Flashback: Students Sang Bush's Praises Too (And For Katrina Response!)

Flashback: Students Sang Bush's Praise Too (And For Katrina Response!)

Republicans have been in an uproar recently over video footage of children at a New Jersey elementary school singing the praises of President Barack Obama. The outrage has been fueled mainly by a constant drumbeat from conservative media. But on Friday it boiled over into the realm of political opportunism when the Republican National Committee sent out a fundraising appeal calling the episode an "indoctrination of our nations... children" and "fanaticism."

"Friend," RNC Chairman Michael Steele wrote, "this is the type of propaganda you would see in Stalin's Russia or Kim Jong Il's North Korea. I never thought the day would come when I'd see it here in America."

Alas, such "propaganda" has not been limited to despots, dictators and the Obama White House. As a savvy source points out, back in 2006 children from Gulf Coast states serenaded First Lady Laura Bush with a song praising the President, Congress, and Federal Emergency Management Agency for their response to -- of all things -- Hurricane Katrina. The lyrics were as follow:


Our country's stood beside us
People have sent us aid.
Katrina could not stop us, our hopes will never fade.
Congress, Bush and FEMA
People across our land
Together have come to rebuild us and we join them hand-in-hand!

The event took place at that year's White House Easter Egg Roll and included roughly 100 children from Louisiana, Mississippi and Alabama. President Bush, it seems, wasn't in attendance during the song itself. But he was there earlier, when the First Lady read the book, Will You Be My Friend: A Bunny and Bird Story by Nancy Tafuri, to the children.

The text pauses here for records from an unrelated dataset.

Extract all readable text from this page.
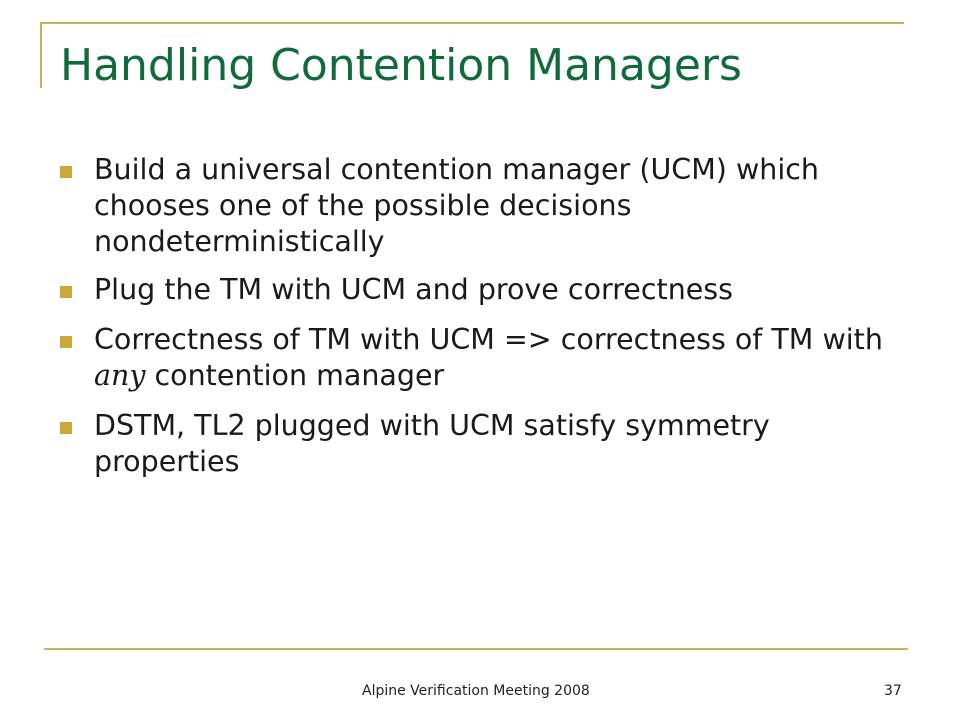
Handling Contention Managers
Build a universal contention manager (UCM) which chooses one of the possible decisions nondeterministically
Plug the TM with UCM and prove correctness
Correctness of TM with UCM => correctness of TM with any contention manager
DSTM, TL2 plugged with UCM satisfy symmetry properties
Alpine Verification Meeting 2008	37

"After the reading," the Wall Street Journal reported at the time, "Mr. Bush asked, 'Did you like this book? Does it tell you about what people can do to help other people, what bird did to help bunny? Be kind to him and give him shelter.'"

The weather that day was described as a "chilly rain" which must have seemed appropriate given the fact that the Gulf Coast children were actually thanking the administration for its feeble response to the hurricane.